La fracción ultra del CGH carece de soportes ideológicos. Se equivoca Soledad Loaeza al inculpar a la izquierda histórica de México, en cuyas luchas tantos mexicanos nobilísimos ofrendaron libertad y vida. Más bien todo huele a rencor, a desafío, a indigencia intelectual. El principio de gratuidad aplicado a la educación universitaria no solamente es jurídicamente insustentable, sino también injusto desde la perspectiva de la universidad pública a nivel nacional, pues en el resto de las instituciones del país la regla es la cuota. ¿Algunos pronunciamientos con aires mesiánicos que anuncian la alborada de un nuevo mundo? Baratijas.

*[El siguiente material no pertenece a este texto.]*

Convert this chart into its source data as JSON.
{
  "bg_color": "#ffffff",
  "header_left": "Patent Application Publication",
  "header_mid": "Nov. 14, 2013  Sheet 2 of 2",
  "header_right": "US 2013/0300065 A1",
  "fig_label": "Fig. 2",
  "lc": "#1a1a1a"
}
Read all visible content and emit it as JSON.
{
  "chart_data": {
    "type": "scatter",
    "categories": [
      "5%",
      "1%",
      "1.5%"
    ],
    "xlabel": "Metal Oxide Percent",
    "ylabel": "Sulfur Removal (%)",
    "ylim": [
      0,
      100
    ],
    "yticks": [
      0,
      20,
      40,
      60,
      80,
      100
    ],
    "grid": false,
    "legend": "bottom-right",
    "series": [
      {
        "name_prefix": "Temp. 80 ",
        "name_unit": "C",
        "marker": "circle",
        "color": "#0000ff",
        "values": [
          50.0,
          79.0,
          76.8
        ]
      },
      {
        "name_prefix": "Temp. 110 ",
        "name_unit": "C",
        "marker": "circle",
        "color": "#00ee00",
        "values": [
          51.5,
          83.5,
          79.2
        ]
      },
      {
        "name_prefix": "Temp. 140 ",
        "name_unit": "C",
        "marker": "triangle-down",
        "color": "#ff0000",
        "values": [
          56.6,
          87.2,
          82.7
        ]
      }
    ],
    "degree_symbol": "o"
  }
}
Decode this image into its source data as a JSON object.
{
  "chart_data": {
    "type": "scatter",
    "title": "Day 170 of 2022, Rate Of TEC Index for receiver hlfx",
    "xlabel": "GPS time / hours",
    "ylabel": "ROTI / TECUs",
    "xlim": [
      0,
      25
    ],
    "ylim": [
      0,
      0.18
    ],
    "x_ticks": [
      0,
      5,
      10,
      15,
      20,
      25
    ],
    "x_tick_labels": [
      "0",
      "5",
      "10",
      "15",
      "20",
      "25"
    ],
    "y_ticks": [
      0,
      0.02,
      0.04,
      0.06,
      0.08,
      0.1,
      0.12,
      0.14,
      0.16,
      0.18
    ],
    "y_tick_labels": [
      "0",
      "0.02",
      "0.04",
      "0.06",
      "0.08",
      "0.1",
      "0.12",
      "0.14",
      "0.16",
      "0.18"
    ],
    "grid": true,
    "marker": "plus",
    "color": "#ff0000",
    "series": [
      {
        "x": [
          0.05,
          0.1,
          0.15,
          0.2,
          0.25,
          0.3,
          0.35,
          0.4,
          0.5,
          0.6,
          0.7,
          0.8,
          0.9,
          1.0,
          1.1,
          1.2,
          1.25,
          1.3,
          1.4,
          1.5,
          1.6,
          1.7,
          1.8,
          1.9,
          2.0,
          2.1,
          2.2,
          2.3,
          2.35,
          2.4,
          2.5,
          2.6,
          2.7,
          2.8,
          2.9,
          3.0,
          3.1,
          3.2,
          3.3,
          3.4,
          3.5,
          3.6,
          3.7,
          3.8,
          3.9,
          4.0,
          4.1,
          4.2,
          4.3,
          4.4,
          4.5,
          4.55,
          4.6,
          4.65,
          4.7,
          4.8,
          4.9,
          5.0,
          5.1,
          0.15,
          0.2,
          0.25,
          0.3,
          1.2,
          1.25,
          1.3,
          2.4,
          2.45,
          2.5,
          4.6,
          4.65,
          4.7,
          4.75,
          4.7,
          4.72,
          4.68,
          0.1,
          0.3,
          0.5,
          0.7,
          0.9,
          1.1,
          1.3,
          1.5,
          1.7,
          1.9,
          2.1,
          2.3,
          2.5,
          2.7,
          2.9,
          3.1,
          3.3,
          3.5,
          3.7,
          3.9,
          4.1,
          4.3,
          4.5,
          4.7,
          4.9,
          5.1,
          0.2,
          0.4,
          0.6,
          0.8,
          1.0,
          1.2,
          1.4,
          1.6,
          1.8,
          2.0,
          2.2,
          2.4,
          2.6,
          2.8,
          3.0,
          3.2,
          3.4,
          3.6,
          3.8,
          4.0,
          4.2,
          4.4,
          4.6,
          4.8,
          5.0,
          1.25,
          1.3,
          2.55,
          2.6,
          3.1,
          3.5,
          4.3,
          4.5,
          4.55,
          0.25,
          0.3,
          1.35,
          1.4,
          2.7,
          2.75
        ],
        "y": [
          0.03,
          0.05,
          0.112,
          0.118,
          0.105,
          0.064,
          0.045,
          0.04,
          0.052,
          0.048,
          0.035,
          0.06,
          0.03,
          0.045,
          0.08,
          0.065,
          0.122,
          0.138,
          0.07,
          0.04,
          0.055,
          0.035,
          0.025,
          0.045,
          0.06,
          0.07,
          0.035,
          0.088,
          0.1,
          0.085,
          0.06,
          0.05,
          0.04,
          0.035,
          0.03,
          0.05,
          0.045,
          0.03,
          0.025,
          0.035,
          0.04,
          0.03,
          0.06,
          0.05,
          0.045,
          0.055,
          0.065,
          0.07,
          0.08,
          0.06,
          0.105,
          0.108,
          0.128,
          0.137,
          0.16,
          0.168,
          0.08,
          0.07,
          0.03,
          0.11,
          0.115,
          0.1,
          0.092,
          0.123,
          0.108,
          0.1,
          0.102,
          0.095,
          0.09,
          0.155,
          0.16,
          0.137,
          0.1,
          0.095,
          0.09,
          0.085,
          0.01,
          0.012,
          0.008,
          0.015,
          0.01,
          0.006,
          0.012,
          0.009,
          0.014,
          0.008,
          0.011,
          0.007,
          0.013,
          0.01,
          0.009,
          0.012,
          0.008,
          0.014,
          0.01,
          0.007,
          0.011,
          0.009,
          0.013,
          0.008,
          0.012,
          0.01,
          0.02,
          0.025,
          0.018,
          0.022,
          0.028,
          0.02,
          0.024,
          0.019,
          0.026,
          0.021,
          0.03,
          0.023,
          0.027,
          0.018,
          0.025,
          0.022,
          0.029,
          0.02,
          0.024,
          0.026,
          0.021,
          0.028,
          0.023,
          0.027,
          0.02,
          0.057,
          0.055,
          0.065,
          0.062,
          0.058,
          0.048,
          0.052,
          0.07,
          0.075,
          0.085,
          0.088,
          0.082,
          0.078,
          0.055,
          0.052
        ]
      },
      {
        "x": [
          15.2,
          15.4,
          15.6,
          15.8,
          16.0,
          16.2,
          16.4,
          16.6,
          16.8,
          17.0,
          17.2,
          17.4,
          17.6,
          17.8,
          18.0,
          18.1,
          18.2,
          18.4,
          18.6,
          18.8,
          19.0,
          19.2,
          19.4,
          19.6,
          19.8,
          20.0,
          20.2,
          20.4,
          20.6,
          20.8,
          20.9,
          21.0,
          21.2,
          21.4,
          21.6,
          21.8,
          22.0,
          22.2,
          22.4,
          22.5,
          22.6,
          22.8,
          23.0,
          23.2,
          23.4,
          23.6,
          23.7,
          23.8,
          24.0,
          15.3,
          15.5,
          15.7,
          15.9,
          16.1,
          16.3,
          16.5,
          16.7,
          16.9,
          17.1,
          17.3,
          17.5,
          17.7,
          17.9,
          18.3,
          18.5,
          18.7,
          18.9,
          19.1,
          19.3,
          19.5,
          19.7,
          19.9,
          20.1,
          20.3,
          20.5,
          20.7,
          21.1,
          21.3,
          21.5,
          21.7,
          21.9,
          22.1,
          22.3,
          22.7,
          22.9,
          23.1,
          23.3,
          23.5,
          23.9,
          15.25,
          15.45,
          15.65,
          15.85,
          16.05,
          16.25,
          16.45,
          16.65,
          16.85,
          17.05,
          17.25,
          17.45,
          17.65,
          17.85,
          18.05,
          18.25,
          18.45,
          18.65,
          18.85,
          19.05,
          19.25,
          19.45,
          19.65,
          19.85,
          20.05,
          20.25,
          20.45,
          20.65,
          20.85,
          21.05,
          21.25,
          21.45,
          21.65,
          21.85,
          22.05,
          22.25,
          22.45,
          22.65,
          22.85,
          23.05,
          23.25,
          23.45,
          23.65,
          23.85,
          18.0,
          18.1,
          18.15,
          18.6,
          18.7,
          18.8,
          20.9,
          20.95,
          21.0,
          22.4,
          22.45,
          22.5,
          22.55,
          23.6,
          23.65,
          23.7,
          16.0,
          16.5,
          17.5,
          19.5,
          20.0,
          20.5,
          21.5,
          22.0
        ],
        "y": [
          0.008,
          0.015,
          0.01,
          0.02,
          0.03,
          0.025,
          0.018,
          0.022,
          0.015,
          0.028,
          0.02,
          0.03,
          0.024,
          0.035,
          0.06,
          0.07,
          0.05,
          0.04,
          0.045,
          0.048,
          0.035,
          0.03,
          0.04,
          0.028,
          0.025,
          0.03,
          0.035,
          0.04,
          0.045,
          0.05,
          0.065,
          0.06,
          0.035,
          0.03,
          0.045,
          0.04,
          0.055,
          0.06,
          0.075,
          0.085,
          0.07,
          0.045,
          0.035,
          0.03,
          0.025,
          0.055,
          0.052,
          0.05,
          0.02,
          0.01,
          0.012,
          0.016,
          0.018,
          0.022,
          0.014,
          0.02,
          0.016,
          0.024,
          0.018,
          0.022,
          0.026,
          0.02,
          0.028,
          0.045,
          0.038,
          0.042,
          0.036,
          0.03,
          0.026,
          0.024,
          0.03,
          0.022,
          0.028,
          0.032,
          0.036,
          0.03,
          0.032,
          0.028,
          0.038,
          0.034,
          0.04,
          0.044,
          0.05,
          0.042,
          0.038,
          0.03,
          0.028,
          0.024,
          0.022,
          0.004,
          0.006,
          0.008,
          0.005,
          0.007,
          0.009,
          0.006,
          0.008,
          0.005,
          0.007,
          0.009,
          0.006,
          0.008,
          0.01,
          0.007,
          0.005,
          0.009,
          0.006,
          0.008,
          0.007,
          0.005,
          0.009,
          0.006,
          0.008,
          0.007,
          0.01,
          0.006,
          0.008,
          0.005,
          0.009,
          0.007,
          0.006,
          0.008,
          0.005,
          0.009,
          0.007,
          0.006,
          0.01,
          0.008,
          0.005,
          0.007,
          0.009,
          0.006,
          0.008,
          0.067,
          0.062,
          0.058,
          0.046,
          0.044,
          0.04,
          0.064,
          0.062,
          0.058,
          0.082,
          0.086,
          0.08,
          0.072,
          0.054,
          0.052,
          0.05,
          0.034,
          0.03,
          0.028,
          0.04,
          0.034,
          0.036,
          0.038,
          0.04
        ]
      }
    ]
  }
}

Lo trágico de estos fenómenos consiste en que la sociedad institucional no sabe cómo tratarlos, como un cuerpo que ignora qué hacer con el veneno que destila. La autoridad constituida sigue la vía del diálogo y casi siempre fracasa en virtud de que el interlocutor, inscrito ya en la lógica de la violencia, no cesa de poner diques a la comunicación. Si aplica la ley penal a que dan lugar los delitos -en este caso son evidentes el despojo y el daño a bienes de la Nación-, ejerce una violencia a la que, por lo visto, sólo tienen derecho los que han perpetrado los ilícitos.

De este modo, tanto el camino del diálogo, que supone una responsabilidad cívica de la que carecen los radicales, como el camino de restablecimiento del estado de derecho, inhibido tal vez por el trauma del '68, parecen cerrados. Y aunque es improcedente afirmar que los universitarios resuelvan sus propios problemas, esta vez el único atajo posible para salvar a la universidad es la organización de estudiantes y académicos. Ellos tienen la mayoría, la razón moral e histórica, y se impondrán finalmente a una minoría desquiciada que, sin embargo, nos avisa que estos movimientos de resistencia civil, con su carga de primitivismo, confusión y violencia, nos seguirán acosando aquí y allá, mientras no emprendamos una reforma a fondo de la sociedad mexicana, más allá de nuestras banalidades electorales. El conflicto de la UNAM es una lección más de nuestra vulnerabilidad social.